/ writing · ai safety and guardrails
Incident response for AI features: the playbook
AI incidents look different from regular software incidents. The playbook is similar but with AI-specific steps. Here's the runbook the teams I've seen use successfully.
June 24, 2026 · by Mohith G
Software teams have incident response playbooks: detect, contain, investigate, fix, post-mortem, prevent. The same playbook applies to AI incidents with one important shift: the failures are non-deterministic, often subtle, and the system can’t always be “rolled back” to a known-good state.
This essay is the AI-specific incident response runbook. The shape is familiar; the specifics are different.
The kinds of AI incidents
Several categories.
Category 1: harmful output. The AI produced output that’s directly harmful (illegal advice, hate speech, dangerous instructions). User saw it; possibly took action.
Category 2: data leak. The AI included content that should have been private (other users’ data, internal data, secrets) in its output to a user.
Category 3: factual misinformation. The AI made up facts (often confidently). The user acted on the false information.
Category 4: unauthorized action (agent). The AI took an action it shouldn’t have. Sent a message, made a transaction, modified data.
Category 5: scale degradation. The AI’s quality dropped meaningfully. Many users get bad outputs, even if no single output is severely bad.
Category 6: capability loss. The AI stopped working entirely or started refusing legitimate requests.
Each category has different urgency and different containment. Have a triage matrix that maps category to severity to response.
Detection
How AI incidents come to your attention.
Signal 1: monitoring alerts. Quality metrics drop. Refusal rate spikes. Cost spikes. Latency spikes. Each is a signal of underlying issues.
Signal 2: user reports. A user contacts support reporting something off. Each report should be triaged for whether it’s an isolated annoyance or a systemic issue.

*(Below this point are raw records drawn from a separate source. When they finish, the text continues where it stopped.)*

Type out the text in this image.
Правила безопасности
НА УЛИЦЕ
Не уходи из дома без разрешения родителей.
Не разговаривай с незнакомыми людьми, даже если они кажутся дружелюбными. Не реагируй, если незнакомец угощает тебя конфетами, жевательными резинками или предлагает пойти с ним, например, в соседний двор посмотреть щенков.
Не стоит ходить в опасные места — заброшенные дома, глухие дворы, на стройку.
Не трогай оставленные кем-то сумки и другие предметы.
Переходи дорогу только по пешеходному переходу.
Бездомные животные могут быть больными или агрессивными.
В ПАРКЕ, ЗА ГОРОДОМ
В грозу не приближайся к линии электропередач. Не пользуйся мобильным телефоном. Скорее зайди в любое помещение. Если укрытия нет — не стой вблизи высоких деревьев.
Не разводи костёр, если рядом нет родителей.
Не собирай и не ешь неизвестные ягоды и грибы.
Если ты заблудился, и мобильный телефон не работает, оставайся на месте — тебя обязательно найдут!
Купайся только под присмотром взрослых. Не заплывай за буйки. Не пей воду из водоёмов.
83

Signal 3: external attention. Someone tweets about your AI’s bad output. A journalist asks. A regulator notices. By this point, the incident is public; speed matters.
Signal 4: internal discovery. A team member, dogfooding or QA-ing, notices the issue.
The first two are the ideal cases (you find issues before they become public). The third is incident-grade. Build for the first two; have a plan for the third.
Containment
Once an incident is detected, contain it before fixing it.
Containment options for AI:
- Disable the affected feature (feature flag off)
- Roll back to the previous prompt / model version
- Switch to a fallback (template response, classical algorithm, error message)
- Restrict the affected user cohort (paid users continue; free users see the feature disabled)
- Add stricter moderation that catches the specific output pattern
Containment doesn’t fix the root cause. It prevents the incident from continuing while you investigate.
For most AI incidents, feature flag off + fallback is the right immediate action. The user sees a degraded but safe experience instead of more bad outputs.
Investigation
Once contained, figure out what happened.
The audit trail (if you have one) is your main tool. Look at:
- The specific request that produced the bad output
- The model version that ran
- The prompt that was active
- The retrieved context (if RAG)
- The full model output (vs. user-facing output)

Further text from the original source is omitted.